- Pitcher
- Born: June 2, 1975 (age 51) Los Angeles, California, U.S.
- Batted: RightThrew: Right

MLB debut
- July 17, 1999, for the Chicago Cubs

Last MLB appearance
- September 29, 2000, for the Chicago Cubs

MLB statistics
- Games pitched: 53
- Win–loss record: 3–5
- Earned run average: 5.46
- Strikeouts: 66
- Stats at Baseball Reference

Teams
- Chicago Cubs (1999–2000);

= Steve Rain =

American baseball player (born 1975)

Steven Nicholas Rain (born June 2, 1975) is an American former Major League Baseball player who played pitcher from –. He played for the Chicago Cubs.

Rain was selected by the Cubs in the eleventh round of the 1993 Major League Baseball draft from Walnut High School in Walnut, California. He was assigned to the Gulf Coast League to begin his professional career.

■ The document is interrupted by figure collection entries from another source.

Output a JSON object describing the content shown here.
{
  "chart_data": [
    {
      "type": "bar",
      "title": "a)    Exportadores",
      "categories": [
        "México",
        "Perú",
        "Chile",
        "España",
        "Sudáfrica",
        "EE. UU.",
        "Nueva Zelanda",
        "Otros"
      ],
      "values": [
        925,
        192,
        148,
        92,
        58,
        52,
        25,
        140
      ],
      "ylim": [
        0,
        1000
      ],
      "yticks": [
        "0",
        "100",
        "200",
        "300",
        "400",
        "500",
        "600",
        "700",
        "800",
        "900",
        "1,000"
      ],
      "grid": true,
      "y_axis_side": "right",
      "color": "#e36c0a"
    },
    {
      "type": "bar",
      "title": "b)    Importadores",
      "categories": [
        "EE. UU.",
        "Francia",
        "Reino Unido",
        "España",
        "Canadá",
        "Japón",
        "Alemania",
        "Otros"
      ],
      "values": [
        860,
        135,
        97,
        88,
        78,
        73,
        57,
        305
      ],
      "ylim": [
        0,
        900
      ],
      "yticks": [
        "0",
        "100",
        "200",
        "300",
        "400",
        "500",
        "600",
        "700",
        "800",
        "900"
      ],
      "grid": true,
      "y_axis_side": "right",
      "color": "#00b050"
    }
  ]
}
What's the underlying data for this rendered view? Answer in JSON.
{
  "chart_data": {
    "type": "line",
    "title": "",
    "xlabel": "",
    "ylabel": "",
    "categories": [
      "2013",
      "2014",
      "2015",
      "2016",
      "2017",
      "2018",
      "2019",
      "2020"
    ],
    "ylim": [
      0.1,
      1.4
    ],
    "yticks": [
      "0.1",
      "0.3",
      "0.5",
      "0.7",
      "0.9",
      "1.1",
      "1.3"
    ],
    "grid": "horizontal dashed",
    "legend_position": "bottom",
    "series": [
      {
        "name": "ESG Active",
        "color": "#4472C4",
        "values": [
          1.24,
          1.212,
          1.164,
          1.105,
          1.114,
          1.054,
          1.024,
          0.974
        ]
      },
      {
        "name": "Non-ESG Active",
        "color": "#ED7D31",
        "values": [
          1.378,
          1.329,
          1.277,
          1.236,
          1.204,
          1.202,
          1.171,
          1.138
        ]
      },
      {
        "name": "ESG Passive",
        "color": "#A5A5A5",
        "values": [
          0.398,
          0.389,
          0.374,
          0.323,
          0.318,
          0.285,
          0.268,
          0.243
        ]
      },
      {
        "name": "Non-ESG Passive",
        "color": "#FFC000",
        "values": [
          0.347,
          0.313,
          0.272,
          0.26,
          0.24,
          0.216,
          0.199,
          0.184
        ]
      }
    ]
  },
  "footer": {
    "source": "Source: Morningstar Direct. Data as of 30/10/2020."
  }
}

On July 8, 1999, Rain was named to the preliminary roster of the United States national baseball team for the 1999 Pan American Games. However, Rain was called up to the Major Leagues for the first time on July 17, 1999 along with pitcher Kyle Farnsworth to fill roster vacancies created by the demotion of catcher Sandy Martínez and injury to relief pitcher Matt Karchner. He made his debut that afternoon, pitching an inning in relief of Farnsworth against the Minnesota Twins at Wrigley Field. Five days later he was returned to the minors after reliever Rod Beck returned from injury. He returned to the Major League roster on August 1 following an injury to reliever Rick Aguilera. He remained on the roster for the remainder of August.

On June 17, 2000, Rain was promoted to the Cubs in conjunction with the demotion of Karchner. He would appear in 37 games in relief for the Cubs over the course of the rest of the season. Following the season, the Cubs declined to offer him a contract and granted him free agency.

Rain was signed by the Kansas City Royals before the 2001 season but was released on February 20, 2001 after arriving late to a practice without notifying the team in advance. Rain spent the 2001 seasons in the farm systems of the Cubs and Milwaukee Brewers. In 2002, he played for the Pensacola Pelicans of the independent Southeastern League. In 2005, he pitched for the Surprise Fightin' Falcons of the independent Golden Baseball League. It would be his final season in professional baseball.